Suddenly overcome with a sustained sensation of love, of peace and acceptance for who I was, I sensed my seamless connection to the earth and all of its life forms.
While I will never be able to accurately describe my experience and how euphoric it was, I can tell you that it was life-altering. And, after doing some research, I discovered that it does have a name. What I had experienced is commonly referred to as Samadhi – the perfect union of the individualized soul with infinite spirit. A state of oneness; complete absorption.
Coming out of the meditation, I cried tears of joy, hugged my teacher, and had a natural high that lasted for a week. Upon further reflection in my journals and meditations, I discovered enormous appreciation for my past. I had a deep trust in my future. Feeling lighter, I had released a burden I had been carrying my whole life. I didn’t realize that I had been looking for this release. I didn’t know it would come in this way.
Learning that Yoga Means Union
For all the years that I could not put my faith in religion, I could understand the teachings of Buddhism and the Yoga Sutra. They appealed to my analytical mind and resonated with my personal experience.
More than that though, I felt their resonance through an embodied yoga practice. The philosophy and practice worked together to deliver their message. It was truly the union of a mind-body experience.
Later, I was amazed to learn that “union” is the direct translation of the Sanskrit word “yoga.”
For me, Yoga is not a religious doctrine or a set of rules. It’s a refreshingly simple understanding of who I am, of who we all are. We are each a valued part of one whole, connected with each other and the earth. And as teachers within the tradition encourage, don’t believe it until you’ve experienced it yourself.
Sustaining Happiness Long-Term
Being able to access a feeling of self-worth will always lead to long-term happiness.

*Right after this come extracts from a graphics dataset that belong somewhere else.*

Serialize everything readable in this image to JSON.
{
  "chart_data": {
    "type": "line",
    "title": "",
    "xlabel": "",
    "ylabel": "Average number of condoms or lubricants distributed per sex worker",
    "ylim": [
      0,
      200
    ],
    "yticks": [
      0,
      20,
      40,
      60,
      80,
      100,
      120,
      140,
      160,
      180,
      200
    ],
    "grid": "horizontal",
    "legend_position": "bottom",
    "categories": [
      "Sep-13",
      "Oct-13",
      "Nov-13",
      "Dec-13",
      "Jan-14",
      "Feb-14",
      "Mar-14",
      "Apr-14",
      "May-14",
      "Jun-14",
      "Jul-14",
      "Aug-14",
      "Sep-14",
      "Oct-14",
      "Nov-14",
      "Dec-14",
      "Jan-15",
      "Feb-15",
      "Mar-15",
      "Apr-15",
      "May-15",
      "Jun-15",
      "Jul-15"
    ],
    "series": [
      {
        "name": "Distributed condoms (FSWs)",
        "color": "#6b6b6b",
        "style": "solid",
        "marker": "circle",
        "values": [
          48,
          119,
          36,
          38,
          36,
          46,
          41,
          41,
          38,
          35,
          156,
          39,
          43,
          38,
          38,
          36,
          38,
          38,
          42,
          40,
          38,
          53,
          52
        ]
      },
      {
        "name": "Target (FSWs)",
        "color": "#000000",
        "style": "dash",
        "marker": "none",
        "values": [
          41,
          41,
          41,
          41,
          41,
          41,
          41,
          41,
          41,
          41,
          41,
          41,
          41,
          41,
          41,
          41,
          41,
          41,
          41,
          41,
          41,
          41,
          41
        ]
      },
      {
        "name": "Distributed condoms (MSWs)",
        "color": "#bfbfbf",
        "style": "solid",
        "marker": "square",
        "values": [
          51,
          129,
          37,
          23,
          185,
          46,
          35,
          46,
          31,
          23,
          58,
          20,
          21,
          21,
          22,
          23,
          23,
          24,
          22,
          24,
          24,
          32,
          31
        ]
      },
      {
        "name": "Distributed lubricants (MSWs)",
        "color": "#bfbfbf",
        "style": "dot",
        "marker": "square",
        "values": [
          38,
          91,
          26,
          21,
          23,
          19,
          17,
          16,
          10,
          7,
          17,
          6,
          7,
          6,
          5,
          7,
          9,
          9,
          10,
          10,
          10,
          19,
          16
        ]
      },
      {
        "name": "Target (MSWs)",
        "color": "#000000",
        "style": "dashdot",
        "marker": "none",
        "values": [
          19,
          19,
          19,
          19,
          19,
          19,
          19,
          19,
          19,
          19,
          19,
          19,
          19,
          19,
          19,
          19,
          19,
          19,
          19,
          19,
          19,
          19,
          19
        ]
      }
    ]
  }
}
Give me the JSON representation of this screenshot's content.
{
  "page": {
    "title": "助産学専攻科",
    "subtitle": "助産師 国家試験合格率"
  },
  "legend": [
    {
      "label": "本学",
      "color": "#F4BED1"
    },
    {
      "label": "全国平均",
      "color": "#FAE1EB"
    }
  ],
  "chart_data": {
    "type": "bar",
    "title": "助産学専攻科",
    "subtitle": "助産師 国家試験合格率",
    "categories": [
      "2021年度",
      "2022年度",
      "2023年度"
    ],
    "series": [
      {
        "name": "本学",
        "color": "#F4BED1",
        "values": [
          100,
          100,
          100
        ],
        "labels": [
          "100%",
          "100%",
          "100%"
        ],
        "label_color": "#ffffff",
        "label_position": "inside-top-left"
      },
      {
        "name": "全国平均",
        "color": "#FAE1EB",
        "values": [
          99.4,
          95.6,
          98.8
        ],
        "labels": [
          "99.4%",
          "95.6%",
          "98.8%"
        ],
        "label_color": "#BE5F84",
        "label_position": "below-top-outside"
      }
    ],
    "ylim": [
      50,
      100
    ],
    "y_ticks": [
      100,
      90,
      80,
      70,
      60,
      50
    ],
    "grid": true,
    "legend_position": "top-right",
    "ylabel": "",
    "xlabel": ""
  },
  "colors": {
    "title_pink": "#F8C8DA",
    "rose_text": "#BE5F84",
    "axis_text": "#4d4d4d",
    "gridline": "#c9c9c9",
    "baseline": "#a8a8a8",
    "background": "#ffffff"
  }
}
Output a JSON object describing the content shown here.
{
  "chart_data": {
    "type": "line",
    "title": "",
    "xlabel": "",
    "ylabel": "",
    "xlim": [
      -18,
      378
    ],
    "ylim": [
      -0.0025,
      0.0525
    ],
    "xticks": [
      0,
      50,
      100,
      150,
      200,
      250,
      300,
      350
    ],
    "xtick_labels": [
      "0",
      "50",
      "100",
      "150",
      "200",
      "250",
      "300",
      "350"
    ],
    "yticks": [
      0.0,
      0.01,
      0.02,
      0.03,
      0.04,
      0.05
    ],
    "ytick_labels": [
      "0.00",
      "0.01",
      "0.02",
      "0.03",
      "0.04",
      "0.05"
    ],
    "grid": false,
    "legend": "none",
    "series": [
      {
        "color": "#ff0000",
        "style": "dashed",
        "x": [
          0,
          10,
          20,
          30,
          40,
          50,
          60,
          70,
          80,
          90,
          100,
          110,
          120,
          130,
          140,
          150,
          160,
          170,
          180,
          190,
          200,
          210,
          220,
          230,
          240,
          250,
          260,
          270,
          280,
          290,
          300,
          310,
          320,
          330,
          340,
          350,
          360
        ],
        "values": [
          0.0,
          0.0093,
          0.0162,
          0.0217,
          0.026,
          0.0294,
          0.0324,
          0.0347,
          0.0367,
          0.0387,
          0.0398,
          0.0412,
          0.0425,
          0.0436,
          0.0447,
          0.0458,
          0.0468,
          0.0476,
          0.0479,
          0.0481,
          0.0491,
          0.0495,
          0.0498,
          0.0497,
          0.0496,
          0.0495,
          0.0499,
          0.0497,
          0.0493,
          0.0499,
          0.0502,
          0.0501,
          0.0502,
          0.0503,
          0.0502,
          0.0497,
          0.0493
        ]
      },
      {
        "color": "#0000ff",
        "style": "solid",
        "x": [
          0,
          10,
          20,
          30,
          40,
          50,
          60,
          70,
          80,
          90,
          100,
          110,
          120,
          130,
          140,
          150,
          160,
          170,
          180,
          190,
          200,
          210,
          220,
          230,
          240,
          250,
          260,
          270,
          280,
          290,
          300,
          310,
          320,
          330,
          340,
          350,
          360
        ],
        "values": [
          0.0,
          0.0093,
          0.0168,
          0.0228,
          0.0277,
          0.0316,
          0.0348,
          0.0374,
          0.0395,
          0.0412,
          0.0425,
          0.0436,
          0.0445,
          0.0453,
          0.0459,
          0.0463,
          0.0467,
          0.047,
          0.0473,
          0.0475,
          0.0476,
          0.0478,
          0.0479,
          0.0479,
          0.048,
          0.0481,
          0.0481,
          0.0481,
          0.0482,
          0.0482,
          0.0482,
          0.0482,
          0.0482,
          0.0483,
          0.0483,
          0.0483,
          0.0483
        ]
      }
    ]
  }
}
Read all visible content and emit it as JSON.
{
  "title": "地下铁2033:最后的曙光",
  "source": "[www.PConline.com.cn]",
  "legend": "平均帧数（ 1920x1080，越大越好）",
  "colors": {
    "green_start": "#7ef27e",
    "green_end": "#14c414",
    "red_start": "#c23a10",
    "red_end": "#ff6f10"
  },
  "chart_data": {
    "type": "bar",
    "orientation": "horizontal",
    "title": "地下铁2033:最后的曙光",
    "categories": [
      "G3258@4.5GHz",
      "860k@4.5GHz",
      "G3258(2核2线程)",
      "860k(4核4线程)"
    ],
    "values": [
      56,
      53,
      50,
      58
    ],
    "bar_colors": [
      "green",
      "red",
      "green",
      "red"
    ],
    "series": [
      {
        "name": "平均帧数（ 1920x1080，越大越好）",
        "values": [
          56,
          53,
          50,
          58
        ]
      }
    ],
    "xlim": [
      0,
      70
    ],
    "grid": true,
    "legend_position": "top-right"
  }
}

Whether through a consistent Yoga and meditation practice, or simply through an unwavering knowing. It is the foundation for all else in life.
Yoga helps us realize that no matter what we do or achieve, we are always worthy, and we are always successful. Simply because we exist. When we acknowledge and accept ourselves no matter what, it can be possible to move forward without fear, and even with peace of mind.
With this understanding, we can open ourselves up to feeling happiness and joy in our mere existence, and for whatever reason, whenever it arises, not only until we have achieved, acquired, or proven something.
Make no mistake, sustaining and living by this idea is not going to be easy. I haven’t unlocked the gates of eternal bliss and transported myself to another dimension. There will still be hardship and challenges. As with every human, I deal with the usual suspects of anxiety, self-doubt and pain.
However, I now possess the framework, value system, and tools to approach my life with a sense of purpose, clarity, and well-being. Because I know my value is inherent, not contingent, I can cut out the unnecessary drama or experiences that do not match that core belief, and make this life much more exciting and enjoyable.
For all those who have asked or forget that they once asked “Why should we do good and moral things in our lives like treat others well, tell the truth, refrain from stealing, be good people?”
Consider the idea that we are all connected by our individual value to this whole world, and that what we do to others is what we do to ourselves. That all of us are inherently worthy of and responsible for the good in this universe. That each of us deserves the long-term happiness that knowing this brings.